A figure linked to the corruption scandal surrounding South Korea’s President Park Geun-hye has been arrested in Denmark.

Chung Yoo-ra was arrested by Danish police on Sunday for overstaying her visa, South Korean media reported on Monday, citing judiciary officials in the Asian country.

Korean prosecutors said they were currently in talks with Danish authorities to have Chung deported to Seoul.

Chung is the daughter of Choi Soon-sil, the woman at the center of the corruption scandal that has led to the impeachment of President Park. The 20-year-old is accused of having received special treatment — financial and educational.

Top Samsung managers are being investigated for indirectly paying for Chung’s equestrian training in Germany in a bid to curry favor with the president. Several professors at Ewha Women’s University, including a former school president, have also been investigated for giving Chung preferential treatment and marks she allegedly did not deserve. One professor has been arrested, too.

Choi Soon-sil (C) (Photo by AFP)

Choi, the mother, who is a close friend of the president, is accused of conspiring with Park and several other government officials to extort tens of millions of dollars from companies like Samsung in “donations” to organizations under Choi’s control.

Choi, who is in prison facing trial, has denied the charges against her. But President Park has indirectly hinted that Choi was involved in wrongdoing by apologizing to the nation for being negligent in her friendship with her.
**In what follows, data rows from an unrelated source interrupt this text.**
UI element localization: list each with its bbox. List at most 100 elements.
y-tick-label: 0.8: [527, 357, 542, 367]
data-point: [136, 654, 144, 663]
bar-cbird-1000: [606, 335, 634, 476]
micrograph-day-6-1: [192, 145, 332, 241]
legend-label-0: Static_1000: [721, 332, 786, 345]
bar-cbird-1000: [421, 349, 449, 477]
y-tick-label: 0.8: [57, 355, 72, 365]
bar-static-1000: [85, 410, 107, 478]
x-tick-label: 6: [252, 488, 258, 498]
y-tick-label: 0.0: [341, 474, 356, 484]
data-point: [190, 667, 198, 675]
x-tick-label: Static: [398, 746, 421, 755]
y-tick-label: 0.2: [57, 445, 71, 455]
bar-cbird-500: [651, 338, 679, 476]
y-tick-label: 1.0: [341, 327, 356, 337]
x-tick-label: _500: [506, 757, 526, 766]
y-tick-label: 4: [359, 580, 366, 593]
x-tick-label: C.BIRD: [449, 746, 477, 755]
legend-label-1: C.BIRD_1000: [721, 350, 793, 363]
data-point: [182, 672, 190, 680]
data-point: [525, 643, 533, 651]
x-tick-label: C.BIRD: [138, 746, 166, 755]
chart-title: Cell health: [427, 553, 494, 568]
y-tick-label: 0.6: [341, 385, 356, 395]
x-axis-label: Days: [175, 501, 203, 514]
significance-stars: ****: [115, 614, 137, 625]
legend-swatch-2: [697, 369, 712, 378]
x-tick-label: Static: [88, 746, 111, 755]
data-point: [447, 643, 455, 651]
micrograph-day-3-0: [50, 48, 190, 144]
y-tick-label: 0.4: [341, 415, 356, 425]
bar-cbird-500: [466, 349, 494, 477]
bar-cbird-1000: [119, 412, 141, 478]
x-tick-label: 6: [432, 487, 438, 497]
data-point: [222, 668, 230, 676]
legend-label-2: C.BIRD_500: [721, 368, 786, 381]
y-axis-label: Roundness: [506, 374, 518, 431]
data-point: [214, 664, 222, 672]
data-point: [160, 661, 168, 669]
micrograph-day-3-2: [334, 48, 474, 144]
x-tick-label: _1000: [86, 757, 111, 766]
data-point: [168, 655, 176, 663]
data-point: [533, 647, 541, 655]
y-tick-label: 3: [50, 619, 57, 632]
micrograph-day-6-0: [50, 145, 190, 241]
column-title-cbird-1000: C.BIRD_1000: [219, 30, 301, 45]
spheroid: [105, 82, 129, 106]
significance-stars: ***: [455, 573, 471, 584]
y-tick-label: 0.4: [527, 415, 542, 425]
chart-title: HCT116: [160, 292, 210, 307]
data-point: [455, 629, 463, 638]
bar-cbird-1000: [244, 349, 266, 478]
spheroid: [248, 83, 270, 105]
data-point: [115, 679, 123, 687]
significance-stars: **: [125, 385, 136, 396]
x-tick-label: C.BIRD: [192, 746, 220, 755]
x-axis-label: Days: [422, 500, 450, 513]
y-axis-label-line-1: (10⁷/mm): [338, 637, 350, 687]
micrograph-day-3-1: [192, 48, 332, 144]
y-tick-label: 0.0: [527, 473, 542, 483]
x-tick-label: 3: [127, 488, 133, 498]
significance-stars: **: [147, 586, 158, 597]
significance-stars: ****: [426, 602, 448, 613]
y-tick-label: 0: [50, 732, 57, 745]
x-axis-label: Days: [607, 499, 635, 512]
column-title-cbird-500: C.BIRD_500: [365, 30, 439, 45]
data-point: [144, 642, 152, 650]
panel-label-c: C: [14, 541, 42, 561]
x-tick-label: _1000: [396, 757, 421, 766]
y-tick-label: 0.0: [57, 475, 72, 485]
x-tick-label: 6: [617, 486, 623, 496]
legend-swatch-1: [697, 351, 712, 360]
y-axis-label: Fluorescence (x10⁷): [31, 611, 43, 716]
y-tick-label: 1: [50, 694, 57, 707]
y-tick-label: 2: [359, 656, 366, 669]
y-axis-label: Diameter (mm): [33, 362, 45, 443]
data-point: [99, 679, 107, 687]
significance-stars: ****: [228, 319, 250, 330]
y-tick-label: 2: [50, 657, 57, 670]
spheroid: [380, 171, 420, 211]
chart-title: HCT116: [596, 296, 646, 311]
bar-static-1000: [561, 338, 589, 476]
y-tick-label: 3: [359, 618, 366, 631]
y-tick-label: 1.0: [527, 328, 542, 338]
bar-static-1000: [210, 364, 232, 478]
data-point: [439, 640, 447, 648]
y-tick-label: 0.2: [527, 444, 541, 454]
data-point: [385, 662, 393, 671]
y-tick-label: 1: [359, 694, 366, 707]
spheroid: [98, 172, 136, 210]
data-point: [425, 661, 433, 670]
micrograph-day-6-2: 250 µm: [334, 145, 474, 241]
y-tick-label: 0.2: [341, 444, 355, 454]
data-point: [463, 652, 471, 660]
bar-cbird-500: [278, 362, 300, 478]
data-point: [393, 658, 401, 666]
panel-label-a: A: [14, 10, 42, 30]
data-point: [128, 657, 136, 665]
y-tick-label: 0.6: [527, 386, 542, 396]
The president has denied any wrongdoing herself; nonetheless, she has been impeached, stripped of her presidential powers, and is awaiting a Constitutional Court ruling on her impeachment. The Constitutional Court has up to six months to reach that ruling. Prime Minister Hwang Kyo-ahn has taken over as acting president in the meantime.

But none of the allegations against Chung, her mother, and the president has been proven at a court, at least not yet. Park herself cannot be prosecuted for now; she is maintaining her title even as she has been relieved of duty, and the South Korean constitution bans formal charges against a sitting president.